Consider how ludicrous it is to discuss “Time” as part of a program with a built-in “sunset date” of seven years, after which point it will be either “abolished, continued or significantly changed.” According to this model, the “Time” program is already defined in advance by a “project completion date.” It is unthinkable that such a nebulous “ad hoc” field would produce any radical new insights; instead, after seven years, the researchers would of course come to the conclusion that there are two types of time: managed occupational time, and leisure time, which we need to feel happy and fulfilled. They would cite old studies by Ford, and new ones conducted by Google at their employee complex, in order to help answer questions about how to make workers more productive; they would cite Proust and Bergson in their discussions of “off-duty” leisure time.

The same goes for the rest of Taylor’s categories. Notice how quickly he re-establishes Cartesian dualisms by splitting “mind” from “body”: the former would reduce down to cognition and strategies for optimizing cognition, and the latter would become a faintly nauseating playground for discussions of health, wellness, and sexuality. He invokes “Money” (“Are You Making The Most Out Of Your Dollar?”) but not “Labor.” He calls us to the study of “Life,” but is silent about death. Finally, he comes around to “Water,” the most incongruous discipline, which was his real darling all along. In giving us a quick glimpse of what the “Water” department would look like, he reveals that it is primarily a public works and urban planning department, concerned with problems of distributing water. As a professor of religion, his role would be to legitimize not merely the secularization of modern life, but the instrumentalization of human beings. Notice that he puts “theology” together with the “professional schools,” and apart from the humanities, who apparently do not have professional practitioners: “A Water program would bring together people in the humanities, arts, social and natural sciences with representatives from professional schools like medicine, law, business, engineering, social work, theology and architecture.”

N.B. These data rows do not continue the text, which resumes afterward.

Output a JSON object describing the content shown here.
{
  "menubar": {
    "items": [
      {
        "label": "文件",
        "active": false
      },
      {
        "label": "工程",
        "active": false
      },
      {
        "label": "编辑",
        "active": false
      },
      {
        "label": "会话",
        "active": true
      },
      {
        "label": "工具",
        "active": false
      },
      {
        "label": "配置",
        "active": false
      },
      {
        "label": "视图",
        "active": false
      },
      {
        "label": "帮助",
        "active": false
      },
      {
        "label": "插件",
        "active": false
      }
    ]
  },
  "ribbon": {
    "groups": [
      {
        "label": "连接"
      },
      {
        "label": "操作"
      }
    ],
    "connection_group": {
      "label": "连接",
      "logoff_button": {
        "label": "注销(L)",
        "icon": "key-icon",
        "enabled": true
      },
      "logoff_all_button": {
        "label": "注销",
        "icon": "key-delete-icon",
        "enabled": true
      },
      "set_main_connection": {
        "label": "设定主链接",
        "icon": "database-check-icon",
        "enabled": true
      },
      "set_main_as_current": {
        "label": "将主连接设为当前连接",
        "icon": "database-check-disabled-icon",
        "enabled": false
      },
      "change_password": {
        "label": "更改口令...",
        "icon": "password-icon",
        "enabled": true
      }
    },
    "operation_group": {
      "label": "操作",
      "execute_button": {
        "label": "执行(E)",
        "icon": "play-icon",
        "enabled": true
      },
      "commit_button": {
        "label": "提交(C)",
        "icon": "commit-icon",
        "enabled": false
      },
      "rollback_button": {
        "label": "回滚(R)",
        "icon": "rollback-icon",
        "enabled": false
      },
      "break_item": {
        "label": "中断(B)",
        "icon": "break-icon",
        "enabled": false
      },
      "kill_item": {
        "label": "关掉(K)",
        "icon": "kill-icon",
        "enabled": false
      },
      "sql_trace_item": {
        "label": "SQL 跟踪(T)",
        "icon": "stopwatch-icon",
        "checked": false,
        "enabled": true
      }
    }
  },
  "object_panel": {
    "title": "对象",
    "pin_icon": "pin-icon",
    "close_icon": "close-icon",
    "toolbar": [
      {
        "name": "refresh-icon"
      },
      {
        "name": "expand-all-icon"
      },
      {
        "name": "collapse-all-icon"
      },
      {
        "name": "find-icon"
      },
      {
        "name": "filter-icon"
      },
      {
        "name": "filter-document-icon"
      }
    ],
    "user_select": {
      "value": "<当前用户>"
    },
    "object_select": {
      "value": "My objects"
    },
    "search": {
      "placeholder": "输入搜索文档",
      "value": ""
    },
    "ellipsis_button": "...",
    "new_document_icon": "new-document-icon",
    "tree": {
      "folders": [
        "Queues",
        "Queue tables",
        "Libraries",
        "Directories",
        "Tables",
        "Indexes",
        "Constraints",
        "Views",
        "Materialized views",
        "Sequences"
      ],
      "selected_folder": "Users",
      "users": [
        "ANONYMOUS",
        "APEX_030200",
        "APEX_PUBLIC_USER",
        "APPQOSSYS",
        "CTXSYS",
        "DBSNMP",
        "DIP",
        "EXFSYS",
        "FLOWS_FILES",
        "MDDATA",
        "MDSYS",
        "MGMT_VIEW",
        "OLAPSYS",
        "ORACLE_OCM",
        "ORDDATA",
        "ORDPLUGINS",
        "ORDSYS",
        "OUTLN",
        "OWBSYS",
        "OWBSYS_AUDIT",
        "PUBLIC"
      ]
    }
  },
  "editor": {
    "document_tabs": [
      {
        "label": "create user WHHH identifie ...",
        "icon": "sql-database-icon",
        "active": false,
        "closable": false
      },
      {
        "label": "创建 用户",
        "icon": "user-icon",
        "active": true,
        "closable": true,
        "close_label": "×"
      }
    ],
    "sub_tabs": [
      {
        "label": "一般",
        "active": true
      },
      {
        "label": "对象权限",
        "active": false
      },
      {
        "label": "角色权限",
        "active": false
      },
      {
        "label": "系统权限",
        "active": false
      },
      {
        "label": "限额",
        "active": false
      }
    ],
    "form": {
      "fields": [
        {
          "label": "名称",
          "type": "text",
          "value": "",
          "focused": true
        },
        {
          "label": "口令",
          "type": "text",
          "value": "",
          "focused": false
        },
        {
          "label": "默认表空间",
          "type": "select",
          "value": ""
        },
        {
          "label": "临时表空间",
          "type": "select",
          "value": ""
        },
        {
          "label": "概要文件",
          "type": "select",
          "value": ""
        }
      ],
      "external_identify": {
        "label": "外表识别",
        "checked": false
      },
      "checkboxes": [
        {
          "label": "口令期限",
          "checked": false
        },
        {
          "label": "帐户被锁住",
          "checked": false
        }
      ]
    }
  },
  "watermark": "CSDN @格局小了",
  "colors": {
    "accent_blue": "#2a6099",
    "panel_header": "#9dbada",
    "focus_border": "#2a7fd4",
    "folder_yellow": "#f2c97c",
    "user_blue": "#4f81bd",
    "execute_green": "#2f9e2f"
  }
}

It is downright frightening to consider how the “religious turn” in academia has been used to justify what ought to be called the “neo-liberal turn.” What on the surface appears to be an interest in religion is really an interest in containing and controlling everything subjective through the definable practices and ideologies of this or that faith. Religion, like leisure time, comes to stand for certain human needs that those at the top reluctantly recognize as extending beyond food and shelter. As long as those needs can still be anticipated and regulated, they can be tolerated and even encouraged. The search for meaning can be doled out, after consultation with the experts, like so many cups of water, and the university as we know it can be brought to an end.